If World War I had a reanimating effect on America's sociocultural infrastructure, with World War II the transformation was manifest. The New Deal, the rise of the middle and labor classes, and a focus on talent, fortune, and property created the conditions for Americans to truly—and then at their considerable leisure—fall in love with themselves. Our cult heroes, in the new era of the moving image, were more often movie stars and athletes than writers, although politicians with great hair and star quality could still contend. Initially the value placed on the celebrated had some correlation to their ability. Stars were expected to sing and dance as well as act and be beautiful. Politicians had to demonstrate their talent for perfecting the union, for getting shit done.

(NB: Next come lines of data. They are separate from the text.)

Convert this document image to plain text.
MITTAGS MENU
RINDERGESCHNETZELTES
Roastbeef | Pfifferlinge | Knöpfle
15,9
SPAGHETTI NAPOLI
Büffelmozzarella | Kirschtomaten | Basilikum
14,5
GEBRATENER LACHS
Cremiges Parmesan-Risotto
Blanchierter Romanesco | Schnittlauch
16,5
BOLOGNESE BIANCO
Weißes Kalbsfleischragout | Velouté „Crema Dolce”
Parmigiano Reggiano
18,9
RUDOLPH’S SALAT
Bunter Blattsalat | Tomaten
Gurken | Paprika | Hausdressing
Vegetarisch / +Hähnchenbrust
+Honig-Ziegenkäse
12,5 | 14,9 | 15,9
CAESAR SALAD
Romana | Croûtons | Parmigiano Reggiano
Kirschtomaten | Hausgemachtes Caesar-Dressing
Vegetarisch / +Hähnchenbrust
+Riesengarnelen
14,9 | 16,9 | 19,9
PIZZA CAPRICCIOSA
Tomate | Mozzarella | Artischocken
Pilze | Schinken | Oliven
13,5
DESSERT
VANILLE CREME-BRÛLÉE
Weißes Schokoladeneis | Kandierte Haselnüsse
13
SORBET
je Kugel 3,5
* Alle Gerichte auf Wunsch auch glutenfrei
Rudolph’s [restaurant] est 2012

Slowly, perhaps inevitably, self-consciousness slid into self-obsession. By midcentury, the bones of Theodore Dreiser's
American Tragedy
(published in 1925, a psychic twin to Fitzgerald's boom-as-bust
Gatsby
) were being reassembled to tell the stories of our cult heroes. We thrilled most when they could commit to its full trajectory: humble beginnings, uncommon gifts, bridling ambition, discovery, stardom, hubris, excess, downfall, death. Monroe, Dean, and Elvis Presley are the holy trinity of this particular denomination. In the postglamour 1960s and early '70s, rock musicians—Jim Morrison, Janis Joplin, Jimi Hendrix, Brian Jones—were more often martyrs to the faith.

Even as the cornerstones of the cult of tragic greatness were being set and our lives grew more sheltered and domesticated, the public's appetite for realism was sharpening. The “Method” hit Hollywood in the early 1950s, and its explosion of what was false or mimetic in performance reflected and fueled this hunger. Actors following Russian pioneer Constantin Stanislavski's sense-memory method were encouraged to infuse their characters with past experiences and personal psychology, and audiences internalized the idea of acting as a form of self-dramatization. The strengthening pop machine brought us that much further into actors' lives. We began following an artist's life at least as closely as her career; eventually the two were married in a public narrative bound by the need for a strong dramatic arc. Andy Warhol made the earliest and most indelible comment on the permeability of this popular mythology with his coterie of invented “superstars”—damaged socialites and hard-luck drifters whom he packaged in the look and story that sold. You no longer had to
die
for your audience, although often and one way or another, you wound up dead.

In the pre- and postmillennial decades the growing preoccupation with the private lives of public figures converged with and was quickly overtaken by a parallel obsession with fame itself. As tabloids and tabloid TV evolved, inventing an audience and its appetite for the “real” story behind the star, we sought to reveal our heroes to be more like us than unlike us. By closing the gap between stars and their audience, it was permissible—even logical—to declare open season on the fame they enjoyed.

3

Socialism is … above all an atheistic phenomenon, the modern manifestation of atheism, one more tower of Babel built without God, not in order to reach out toward heaven from earth, but to bring heaven down to earth.

—Fyodor Dostoyevsky,
The Brothers Karamazov

When I was growing up, the centripetal fascination with old-fashioned stardom was about to give way to the entitlements of the famous age. We became more concerned with the things we
deserved
to know about public figures and what we were
meant
to be ourselves. Talent was no longer the main thing you needed to get over; if you could master a couple of the star narrative's bullet points and look good in your underwear, the public would take you on as a boarder and barely hold a grudge. We moved toward an age of celebrity simulacra like Paris “This Is Just a Character I Play” Hilton, and the word
icon
became so widely and ill-used that
The New York Times
banned it from its pages. The new celebrity economy seemed unstoppably bound for a kind of nirvana: an inelasticity of demand for this kind of synthetic entertainment meant we could eventually all wind up “entertaining” each other, generating our own subnarratives of stardom and feeding the parts of ourselves instantly gratified by recognition, “followers,” our own names in little pixelated lights.